My husband and I just completed a trip to Bavaria followed by stops in cities and villages along the Danube River in Central Europe. This has been a dream come true trip for me. My husband dubbed this my “roots” tour of the area from which my paternal grandparents immigrated.
Our route took us first to the town of Rothenburg described by Rick Steves as Germany’s fairy-tale dream town. This picturesque medieval town was perhaps my favorite stop. From Rothenburg, we meandered along the Romantic Road (real name) in route to Fussen, a small town nestled in the foothills of the magnificent still-snow capped Alps. In route we discovered an improbably located pilgrimage church to the “scourged saviour”, featuring the art of rococo.
We toured Bavarian kings’ castles, including Neuschwanstein, the castle after which Disney’s Cinderella Castle was modeled.
St. Stephen’s, a Baroque church in the little town of Passau, houses the largest pipe organ in the world.
I was transported to another place as we listened to the gorgeous organ music during a concert and admired the paintings and sculptures decorating this sacred space.
The world’s largest museum of Bohemian glass is also a part of this little town with its collection of 33,000 iridescent pieces.
We must have visited at least ten churches and almost as many palaces, each one more glorious than the one before.
The art and architecture in Vienna,
and beautiful bridges in Budapest overwhelmed our senses. Many of these places and their people suffered greatly from invasions, wars, and hostile occupations.

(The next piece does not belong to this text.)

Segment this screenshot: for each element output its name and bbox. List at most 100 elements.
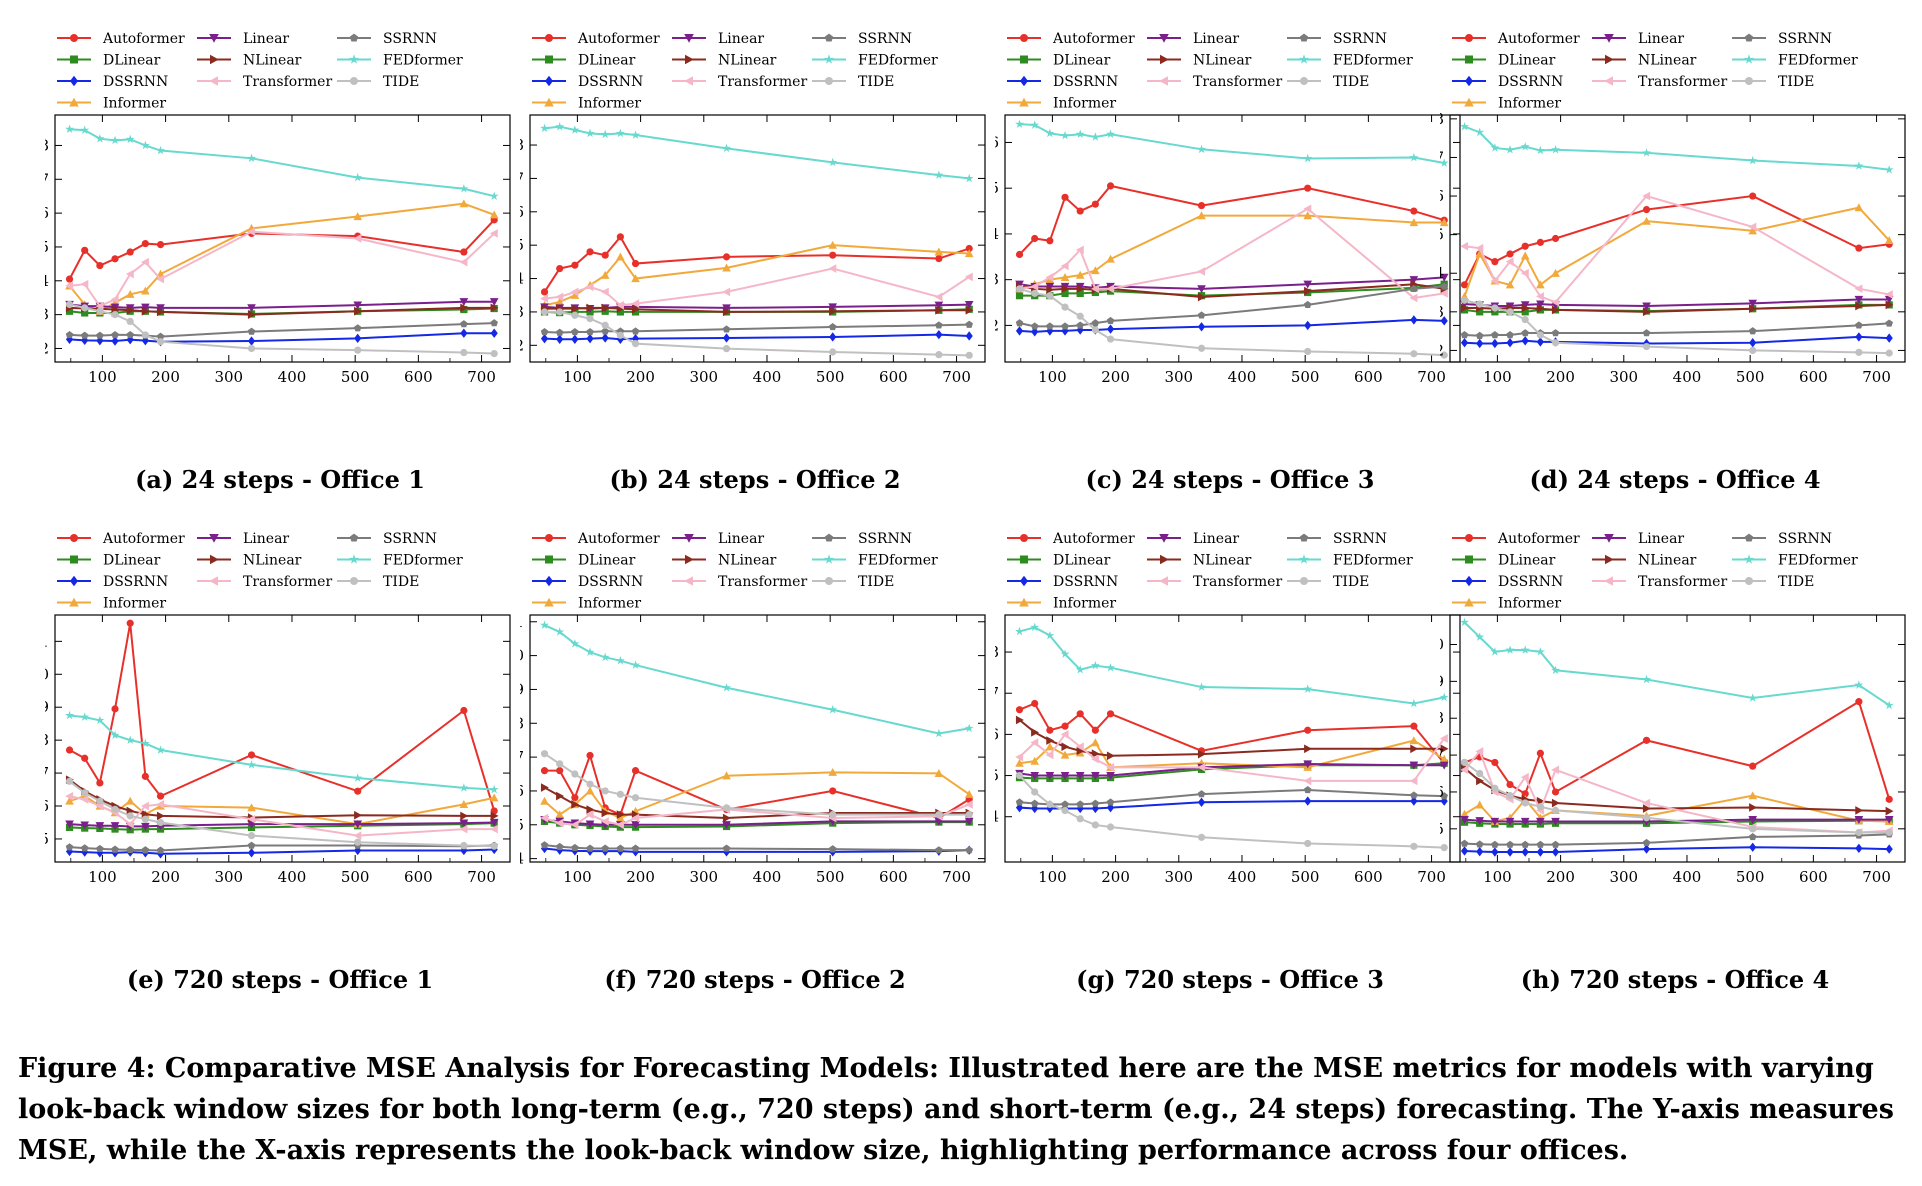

Vacations provide time for contemplation. Early in our tour I found myself contemplating and researching the concept of beauty. Beauty literally, not figuratively, nourishes my spirit. I can be transported from an ugly state to a state of wonder and awe in the presence of beauty (As can we all of course). From ancient to current philosophers beauty has traditionally been counted among the ultimate values, along with goodness, truth, and justice. Plato called beauty a universal value.
In The Architecture of Happiness, Alain de Botton weighs the feeling of walking into a McDonalds in the Westminster area of London compared to the feeling of entering Westminster Cathedral across the street. He theorizes…
Because of the harsh lighting, the plastic furniture, and the cacophonous color scheme one tends to feel anxious in the McDonalds. What one feels in the Westminster Cathedral, however, is a calmness brought on by a series of architectural and artistic decisions. The cathedral helps people to relax and reflect, whereas the fast food restaurant causes one to feel hurried or even stressed. Beauty conjures up feelings associated with happiness.
Beauty incorporates an aesthetic attitude which is described as the state of contemplating a subject with no other purpose than appreciating it. The 18th century French writer Stendhal said beauty was “the promise of happiness”.
Vacations by their very nature help us escape the tensions and stress of every day life. But I can’t help feel the relaxation and refreshment I experienced on this trip was also due to the beauty I was privileged to experience. It’s not just our senses that are impacted by beauty but our very soul. Appreciating all the beauty I was privileged to behold not only fulfilled the promise of happiness but the actuality.